Typically U.S. fuel dealers are required to stop selling winter-grade gasoline on May 1 as summertime anti-smog standards come into play. But marketers will now be allowed to sell the fuel until at least May 20, and possibly beyond.

“The reason we have to do this is because people are driving fewer miles and the winter blends are stockpiled in all the tanks,” Wheeler told Reuters. “There’s no place to put the summer blend.”

The EPA, he said, will also extend the deadline for small oil refineries to prove their compliance with the Renewable Fuel Standard (RFS), the law that requires refineries to blend billions of gallons of biofuels like ethanol into their fuel or buy credits from those that do.

Refiners are typically required to prove their compliance by March 31, but facilities with less than 75,000 barrels of daily processing capacity will be given extensions.

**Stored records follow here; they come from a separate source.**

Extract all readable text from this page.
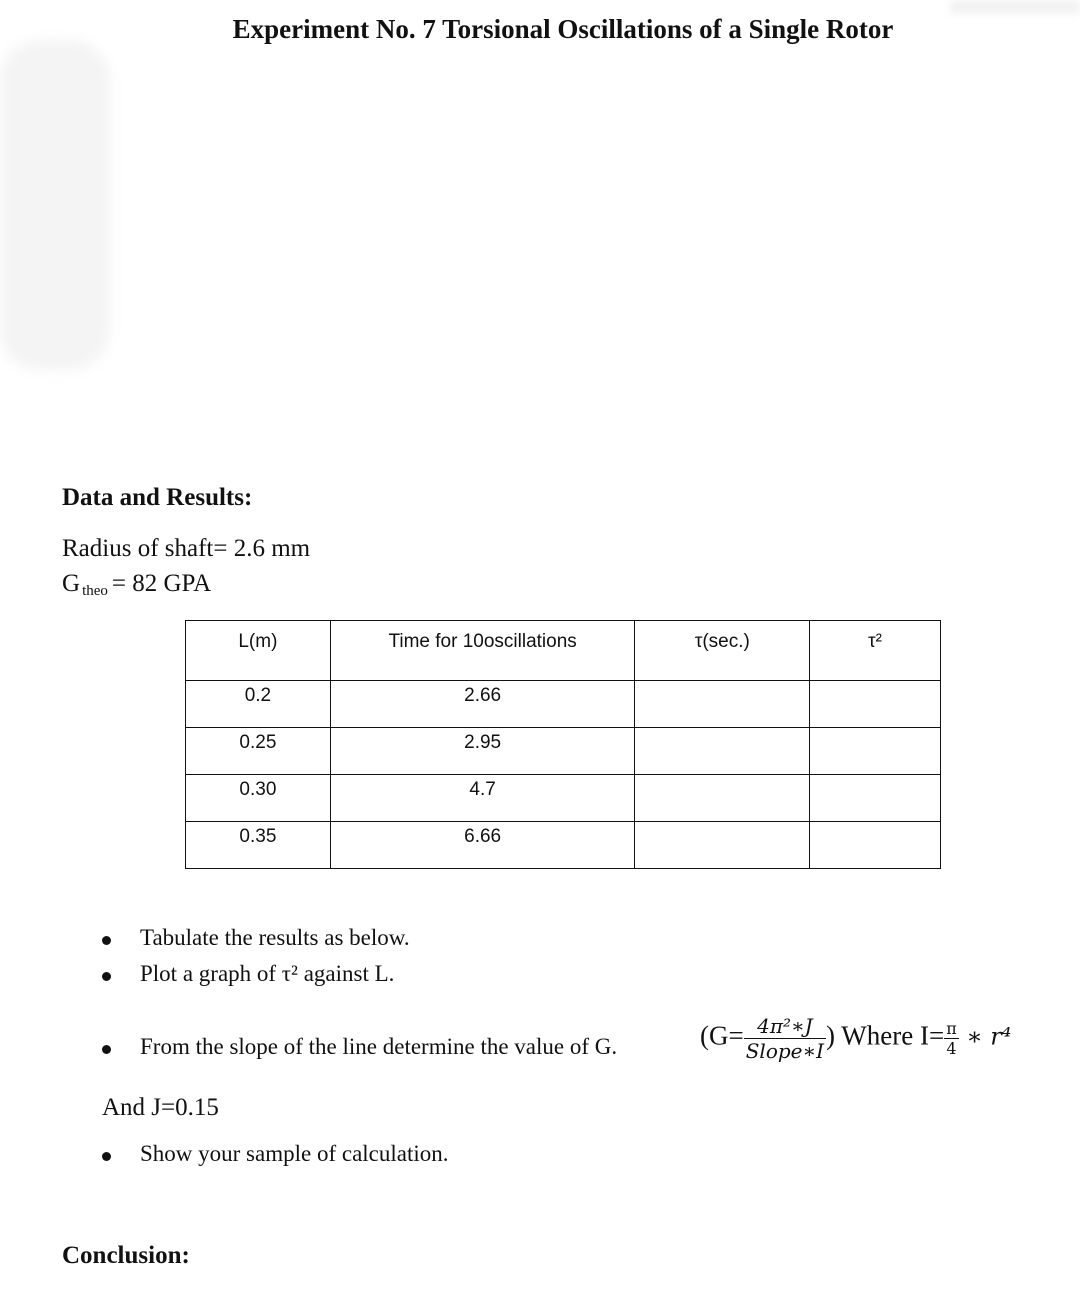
Experiment No. 7 Torsional Oscillations of a Single Rotor
Data and Results:
Radius of shaft= 2.6 mm
G $_{theo}$ = 82 GPA
L(m)	Time for 10oscillations	τ(sec.)	τ²
0.2	2.66		
0.25	2.95		
0.30	4.7		
0.35	6.66		
Tabulate the results as below.
Plot a graph of τ² against L.
From the slope of the line determine the value of G.	($G= \frac{\text{4π²∗J}}{\text{Slope∗I}}$ ) Where $I= \frac{\pi}{4}$ ∗ r⁴
And J=0.15
Show your sample of calculation.
Conclusion:
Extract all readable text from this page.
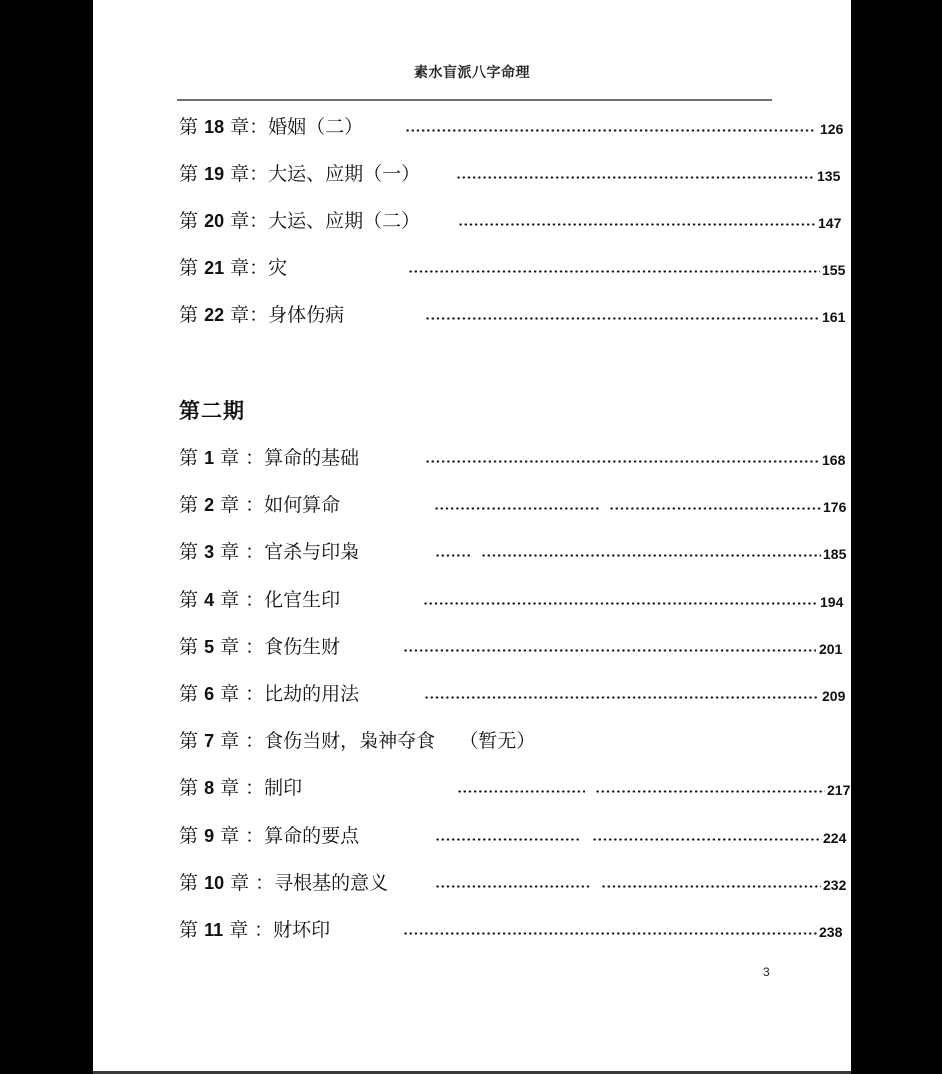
素水盲派八字命理
第 18 章：婚姻（二）	126
第 19 章：大运、应期（一）	135
第 20 章：大运、应期（二）	147
第 21 章：灾	155
第 22 章：身体伤病	161
第二期
第 1 章 ：算命的基础	168
第 2 章 ：如何算命	176
第 3 章 ：官杀与印枭	185
第 4 章 ：化官生印	194
第 5 章 ：食伤生财	201
第 6 章 ：比劫的用法	209
第 7 章 ：食伤当财，枭神夺食    （暂无）
第 8 章 ：制印	217
第 9 章 ：算命的要点	224
第 10 章 ：寻根基的意义	232
第 11 章 ：财坏印	238
3
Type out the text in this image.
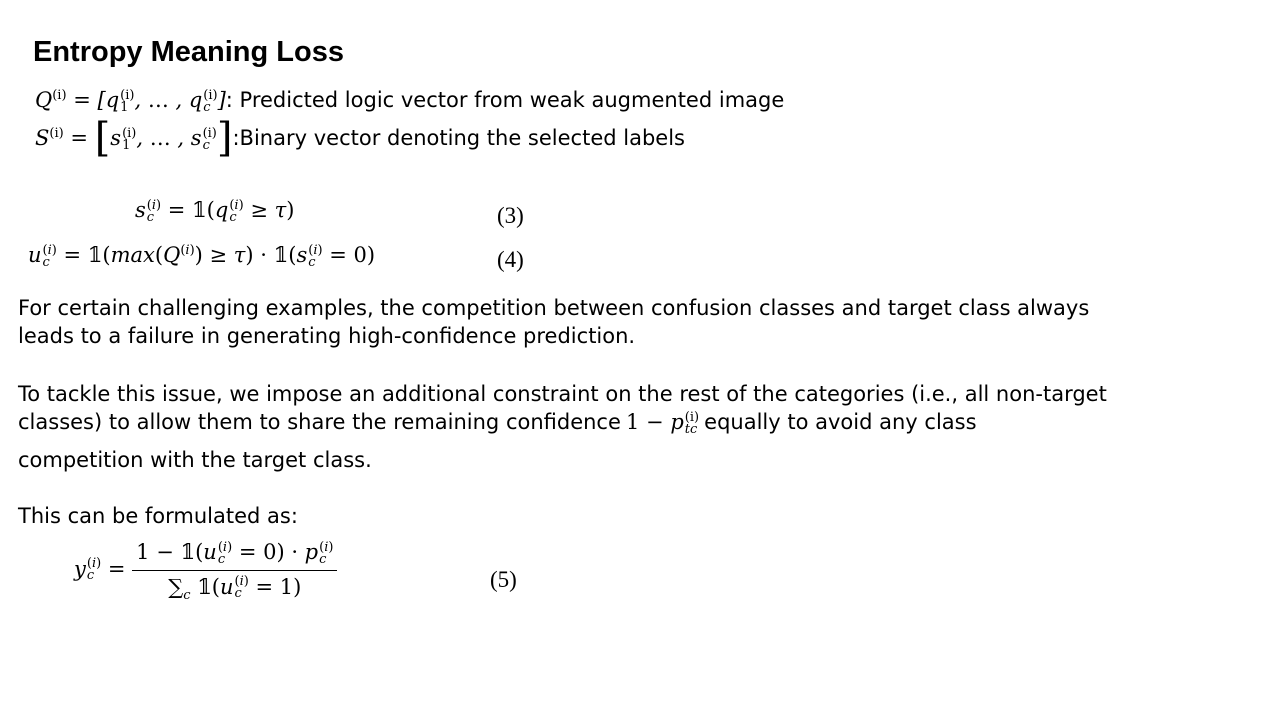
Entropy Meaning Loss
$Q^{(i)} = [q$ (i)
1 , … , q (i)
c ]: Predicted logic vector from weak augmented image
$S^{(i)} = [s$ (i)
1 , … , s (i)
c ]:Binary vector denoting the selected labels
s (i)
c = 𝟙(q (i)
c ≥ τ)	(3)
u (i)
$c = 𝟙(\max(Q^{(i)}) \ge \tau)$ · 𝟙(s (i)
c = 0)	(4)
For certain challenging examples, the competition between confusion classes and target class always
leads to a failure in generating high-confidence prediction.
To tackle this issue, we impose an additional constraint on the rest of the categories (i.e., all non-target
classes) to allow them to share the remaining confidence 1 − p (i)
tc equally to avoid any class
competition with the target class.
This can be formulated as:
y (i)
c = 1 − 𝟙(u (i)
c = 0) · p (i)
c
$\sum_c$ 𝟙(u (i)
c = 1)	(5)
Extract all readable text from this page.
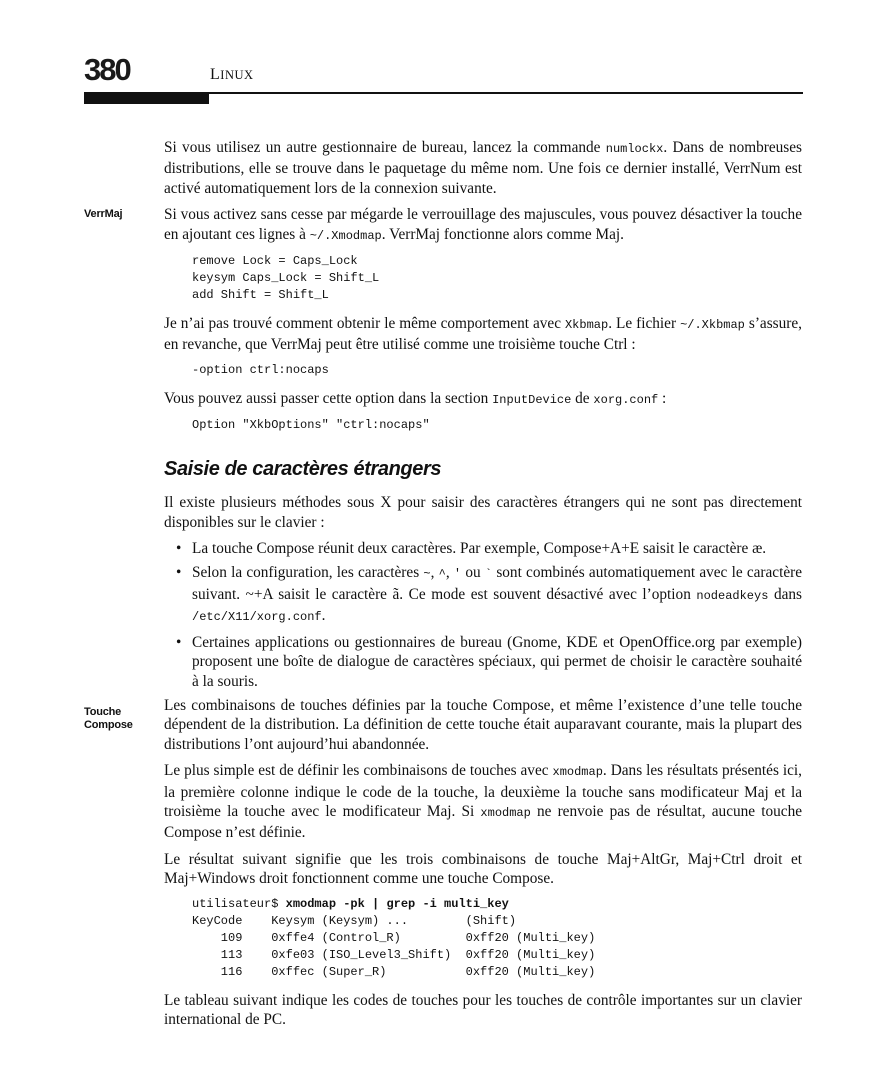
380	LINUX
VerrMaj
Touche
Compose

Si vous utilisez un autre gestionnaire de bureau, lancez la commande numlockx. Dans de nombreuses distributions, elle se trouve dans le paquetage du même nom. Une fois ce dernier installé, VerrNum est activé automatiquement lors de la connexion suivante.

Si vous activez sans cesse par mégarde le verrouillage des majuscules, vous pouvez désactiver la touche en ajoutant ces lignes à ~/.Xmodmap. VerrMaj fonctionne alors comme Maj.

remove Lock = Caps_Lock
keysym Caps_Lock = Shift_L
add Shift = Shift_L

Je n’ai pas trouvé comment obtenir le même comportement avec Xkbmap. Le fichier ~/.Xkbmap s’assure, en revanche, que VerrMaj peut être utilisé comme une troisième touche Ctrl :

-option ctrl:nocaps

Vous pouvez aussi passer cette option dans la section InputDevice de xorg.conf :

Option "XkbOptions" "ctrl:nocaps"
Saisie de caractères étrangers

Il existe plusieurs méthodes sous X pour saisir des caractères étrangers qui ne sont pas directement disponibles sur le clavier :

• La touche Compose réunit deux caractères. Par exemple, Compose+A+E saisit le caractère æ.
• Selon la configuration, les caractères ~, ^, ' ou ` sont combinés automatiquement avec le caractère suivant. ~+A saisit le caractère ã. Ce mode est souvent désactivé avec l’option nodeadkeys dans /etc/X11/xorg.conf.
• Certaines applications ou gestionnaires de bureau (Gnome, KDE et OpenOffice.org par exemple) proposent une boîte de dialogue de caractères spéciaux, qui permet de choisir le caractère souhaité à la souris.

Les combinaisons de touches définies par la touche Compose, et même l’existence d’une telle touche dépendent de la distribution. La définition de cette touche était auparavant courante, mais la plupart des distributions l’ont aujourd’hui abandonnée.

Le plus simple est de définir les combinaisons de touches avec xmodmap. Dans les résultats présentés ici, la première colonne indique le code de la touche, la deuxième la touche sans modificateur Maj et la troisième la touche avec le modificateur Maj. Si xmodmap ne renvoie pas de résultat, aucune touche Compose n’est définie.

Le résultat suivant signifie que les trois combinaisons de touche Maj+AltGr, Maj+Ctrl droit et Maj+Windows droit fonctionnent comme une touche Compose.

utilisateur$ xmodmap -pk | grep -i multi_key
KeyCode    Keysym (Keysym) ...        (Shift)
109    0xffe4 (Control_R)         0xff20 (Multi_key)
113    0xfe03 (ISO_Level3_Shift)  0xff20 (Multi_key)
116    0xffec (Super_R)           0xff20 (Multi_key)

Le tableau suivant indique les codes de touches pour les touches de contrôle importantes sur un clavier international de PC.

Wheeler said the decision was related to ongoing litigation over the agency’s Small Refinery Exemption Program, which can free some small plants of their obligations under the RFS. A federal court ruled in January that the EPA had been too free with the waivers, and while the EPA did not challenge the ruling, some refineries have.

Wheeler said it would be unfair to force small refineries to comply with the RFS before that case is over.

“We’re extending the compliance assistance to all the smaller refineries,” he said.

In the meantime, the agency will not revisit or rescind any of the exemptions it has given to small refineries in the past.

“Investigating and initiating enforcement actions against small refineries that were previously subject to an exemption is a low priority for the agency,” the EPA said in a press release outlining the moves.